You can’t have the expectations Nevadans have about what government should be doing, and expect taxes not to go up. You can’t give teachers pay raises without accountability. You can’t have government officials not being held accountable for their spending and their tax policies.
One things state government has to do is reestablish credibility with the public.
You just can’t cut a hell of a lot more. You might as well shut the damn place down.
There has got to be a will and a willingness to reinvent Nevada. If they don’t do that, there isn’t a solution.
Sloan: Not in a 120-day legislative session. It’s not going to be done.
Every time I’ve sat through one of these stupid Tax Commission meetings, or committees, you spend the first 60 days when people think they are going to invent a new system of taxation in which money comes in and nobody pays. They want the Tooth Fairy.
What Billy described needs to be done. It’s not going to be done.
They may appoint a commission to study it.
Vassiliadis: If it’s not done, there’s going to be transformative change of this governor, of this Legislature, of the state.
If they don’t take this on seriously and instead try to patch and Band-Aid their way through, without fundamental change, and if they bow to whether it’s the teachers union or the gaming industry or the Chamber of Commerce or all the judicial power bases, there’s going to be hell to pay when the voters go to the polls again in 2010.
Sloan: I think what I take away from last night is it as an extraordinarily inspirational evening.

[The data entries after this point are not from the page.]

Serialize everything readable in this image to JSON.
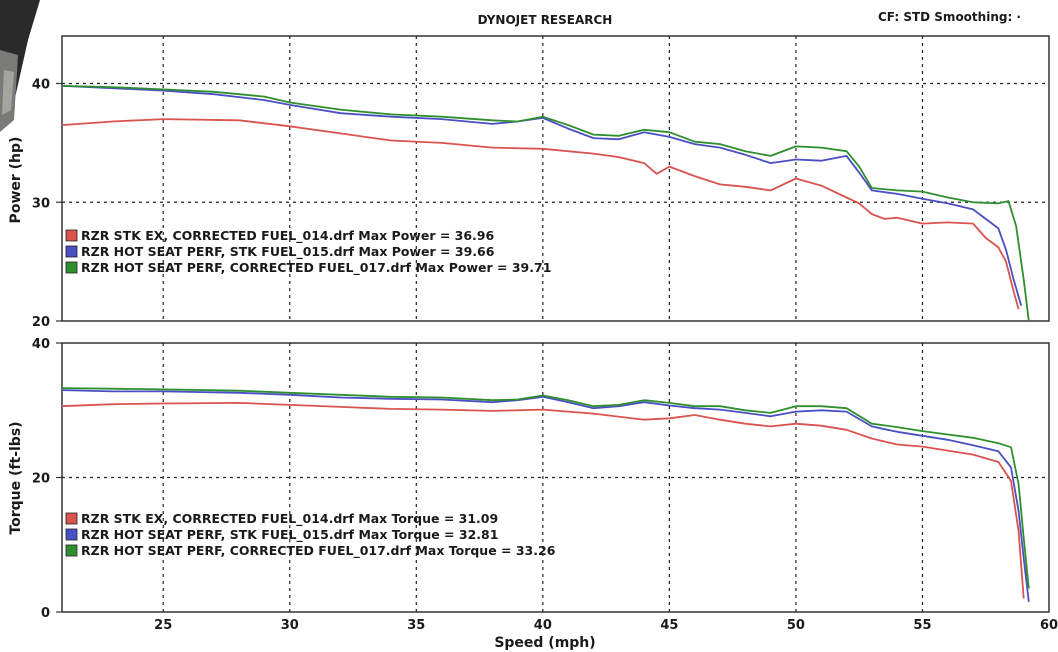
{
  "header": {
    "title": "DYNOJET RESEARCH",
    "settings": "CF: STD  Smoothing: ·"
  },
  "colors": {
    "red": "#d9534f",
    "blue": "#4a4fc4",
    "green": "#2f8f2f",
    "grid": "#222222",
    "frame": "#333333"
  },
  "chart_data": [
    {
      "type": "line",
      "ylabel": "Power (hp)",
      "xlabel": "",
      "xlim": [
        21,
        60
      ],
      "ylim": [
        20,
        44
      ],
      "x_ticks": [
        25,
        30,
        35,
        40,
        45,
        50,
        55,
        60
      ],
      "y_ticks": [
        20,
        30,
        40
      ],
      "legend": [
        "RZR STK EX, CORRECTED FUEL_014.drf Max Power = 36.96",
        "RZR HOT SEAT PERF, STK FUEL_015.drf Max Power = 39.66",
        "RZR HOT SEAT PERF, CORRECTED FUEL_017.drf Max Power = 39.71"
      ],
      "series": [
        {
          "color": "red",
          "points": [
            [
              21,
              36.5
            ],
            [
              23,
              36.8
            ],
            [
              25,
              37.0
            ],
            [
              28,
              36.9
            ],
            [
              30,
              36.4
            ],
            [
              32,
              35.8
            ],
            [
              34,
              35.2
            ],
            [
              36,
              35.0
            ],
            [
              38,
              34.6
            ],
            [
              40,
              34.5
            ],
            [
              42,
              34.1
            ],
            [
              43,
              33.8
            ],
            [
              44,
              33.3
            ],
            [
              44.5,
              32.4
            ],
            [
              45,
              33.0
            ],
            [
              46,
              32.2
            ],
            [
              47,
              31.5
            ],
            [
              48,
              31.3
            ],
            [
              49,
              31.0
            ],
            [
              50,
              32.0
            ],
            [
              51,
              31.4
            ],
            [
              52,
              30.4
            ],
            [
              52.5,
              29.9
            ],
            [
              53,
              29.0
            ],
            [
              53.5,
              28.6
            ],
            [
              54,
              28.7
            ],
            [
              55,
              28.2
            ],
            [
              56,
              28.3
            ],
            [
              57,
              28.2
            ],
            [
              57.5,
              27.0
            ],
            [
              58,
              26.2
            ],
            [
              58.3,
              25.0
            ],
            [
              58.6,
              22.5
            ],
            [
              58.8,
              21.0
            ]
          ]
        },
        {
          "color": "blue",
          "points": [
            [
              21,
              39.8
            ],
            [
              23,
              39.6
            ],
            [
              25,
              39.4
            ],
            [
              27,
              39.1
            ],
            [
              29,
              38.6
            ],
            [
              30,
              38.2
            ],
            [
              32,
              37.5
            ],
            [
              34,
              37.2
            ],
            [
              36,
              37.0
            ],
            [
              38,
              36.6
            ],
            [
              39,
              36.8
            ],
            [
              40,
              37.1
            ],
            [
              41,
              36.2
            ],
            [
              42,
              35.4
            ],
            [
              43,
              35.3
            ],
            [
              44,
              35.9
            ],
            [
              45,
              35.5
            ],
            [
              46,
              34.9
            ],
            [
              47,
              34.6
            ],
            [
              48,
              34.0
            ],
            [
              49,
              33.3
            ],
            [
              50,
              33.6
            ],
            [
              51,
              33.5
            ],
            [
              52,
              33.9
            ],
            [
              52.5,
              32.5
            ],
            [
              53,
              31.0
            ],
            [
              54,
              30.7
            ],
            [
              55,
              30.3
            ],
            [
              56,
              29.9
            ],
            [
              57,
              29.4
            ],
            [
              57.5,
              28.6
            ],
            [
              58,
              27.8
            ],
            [
              58.3,
              26.0
            ],
            [
              58.6,
              23.5
            ],
            [
              58.9,
              21.3
            ]
          ]
        },
        {
          "color": "green",
          "points": [
            [
              21,
              39.8
            ],
            [
              23,
              39.7
            ],
            [
              25,
              39.5
            ],
            [
              27,
              39.3
            ],
            [
              29,
              38.9
            ],
            [
              30,
              38.4
            ],
            [
              32,
              37.8
            ],
            [
              34,
              37.4
            ],
            [
              36,
              37.2
            ],
            [
              38,
              36.9
            ],
            [
              39,
              36.8
            ],
            [
              40,
              37.2
            ],
            [
              41,
              36.5
            ],
            [
              42,
              35.7
            ],
            [
              43,
              35.6
            ],
            [
              44,
              36.1
            ],
            [
              45,
              35.9
            ],
            [
              46,
              35.1
            ],
            [
              47,
              34.9
            ],
            [
              48,
              34.3
            ],
            [
              49,
              33.9
            ],
            [
              50,
              34.7
            ],
            [
              51,
              34.6
            ],
            [
              52,
              34.3
            ],
            [
              52.5,
              33.0
            ],
            [
              53,
              31.2
            ],
            [
              54,
              31.0
            ],
            [
              55,
              30.9
            ],
            [
              56,
              30.4
            ],
            [
              57,
              30.0
            ],
            [
              58,
              29.9
            ],
            [
              58.4,
              30.1
            ],
            [
              58.7,
              28.0
            ],
            [
              59,
              23.5
            ],
            [
              59.2,
              20.0
            ]
          ]
        }
      ]
    },
    {
      "type": "line",
      "ylabel": "Torque (ft-lbs)",
      "xlabel": "Speed (mph)",
      "xlim": [
        21,
        60
      ],
      "ylim": [
        0,
        40
      ],
      "x_ticks": [
        25,
        30,
        35,
        40,
        45,
        50,
        55,
        60
      ],
      "y_ticks": [
        0,
        20,
        40
      ],
      "legend": [
        "RZR STK EX, CORRECTED FUEL_014.drf Max Torque = 31.09",
        "RZR HOT SEAT PERF, STK FUEL_015.drf Max Torque = 32.81",
        "RZR HOT SEAT PERF, CORRECTED FUEL_017.drf Max Torque = 33.26"
      ],
      "series": [
        {
          "color": "red",
          "points": [
            [
              21,
              30.6
            ],
            [
              23,
              30.9
            ],
            [
              25,
              31.0
            ],
            [
              28,
              31.1
            ],
            [
              30,
              30.8
            ],
            [
              32,
              30.5
            ],
            [
              34,
              30.2
            ],
            [
              36,
              30.1
            ],
            [
              38,
              29.9
            ],
            [
              40,
              30.1
            ],
            [
              42,
              29.5
            ],
            [
              44,
              28.6
            ],
            [
              45,
              28.8
            ],
            [
              46,
              29.3
            ],
            [
              47,
              28.6
            ],
            [
              48,
              28.0
            ],
            [
              49,
              27.6
            ],
            [
              50,
              28.0
            ],
            [
              51,
              27.7
            ],
            [
              52,
              27.1
            ],
            [
              53,
              25.8
            ],
            [
              54,
              24.9
            ],
            [
              55,
              24.6
            ],
            [
              56,
              24.0
            ],
            [
              57,
              23.4
            ],
            [
              58,
              22.3
            ],
            [
              58.5,
              19.5
            ],
            [
              58.8,
              12.0
            ],
            [
              59,
              2.0
            ]
          ]
        },
        {
          "color": "blue",
          "points": [
            [
              21,
              33.0
            ],
            [
              23,
              32.8
            ],
            [
              25,
              32.8
            ],
            [
              28,
              32.6
            ],
            [
              30,
              32.3
            ],
            [
              32,
              31.9
            ],
            [
              34,
              31.7
            ],
            [
              36,
              31.6
            ],
            [
              38,
              31.2
            ],
            [
              39,
              31.5
            ],
            [
              40,
              32.0
            ],
            [
              41,
              31.2
            ],
            [
              42,
              30.3
            ],
            [
              43,
              30.6
            ],
            [
              44,
              31.2
            ],
            [
              45,
              30.7
            ],
            [
              46,
              30.3
            ],
            [
              47,
              30.1
            ],
            [
              48,
              29.6
            ],
            [
              49,
              29.1
            ],
            [
              50,
              29.8
            ],
            [
              51,
              30.0
            ],
            [
              52,
              29.8
            ],
            [
              53,
              27.6
            ],
            [
              54,
              26.8
            ],
            [
              55,
              26.2
            ],
            [
              56,
              25.6
            ],
            [
              57,
              24.8
            ],
            [
              58,
              23.9
            ],
            [
              58.5,
              21.5
            ],
            [
              58.8,
              15.0
            ],
            [
              59,
              8.0
            ],
            [
              59.2,
              1.5
            ]
          ]
        },
        {
          "color": "green",
          "points": [
            [
              21,
              33.3
            ],
            [
              23,
              33.2
            ],
            [
              25,
              33.1
            ],
            [
              28,
              32.9
            ],
            [
              30,
              32.6
            ],
            [
              32,
              32.3
            ],
            [
              34,
              32.0
            ],
            [
              36,
              31.9
            ],
            [
              38,
              31.5
            ],
            [
              39,
              31.6
            ],
            [
              40,
              32.2
            ],
            [
              41,
              31.5
            ],
            [
              42,
              30.6
            ],
            [
              43,
              30.8
            ],
            [
              44,
              31.5
            ],
            [
              45,
              31.1
            ],
            [
              46,
              30.6
            ],
            [
              47,
              30.6
            ],
            [
              48,
              30.0
            ],
            [
              49,
              29.6
            ],
            [
              50,
              30.6
            ],
            [
              51,
              30.6
            ],
            [
              52,
              30.3
            ],
            [
              53,
              28.0
            ],
            [
              54,
              27.5
            ],
            [
              55,
              26.9
            ],
            [
              56,
              26.4
            ],
            [
              57,
              25.9
            ],
            [
              58,
              25.1
            ],
            [
              58.5,
              24.5
            ],
            [
              58.8,
              19.0
            ],
            [
              59,
              11.0
            ],
            [
              59.2,
              3.5
            ]
          ]
        }
      ]
    }
  ]
}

I saw Kennedy’s speech at his inaugural and it had the same kind of inspiration but not necessarily the result, so I have that skepticism of the ability to deliver.
But I believe, with Billy, that the changing technology may have empowered this campaign to transform that energy into governance. That would be exciting.
You watch that experience in Grant Park and if you didn’t have a tear in your eye and you weren’t thrilled to be an American to have crossed that barrier that we crossed last night, then you probably don’t belong.
Hart: We’re all students of history trying to put it in a historical perspective. I’m not sure there is a historical reference to what happened last night. So to predict what’s going to happen is probably not the best way to go about this thing.
It’s going to be a very exciting time, very interesting time. It’s going to be challenging and full of opportunities.
Wark: My skepticism comes from the question of whether this can be repeated. When does the flame die out? Is it 100 years from now? Is it a 1,000-year reign? Is it one election cycle? Is it personality or is it a generational, cultural shift that will go on for 20, 30 years?
Sun reporter Mary Manning contributed to this story.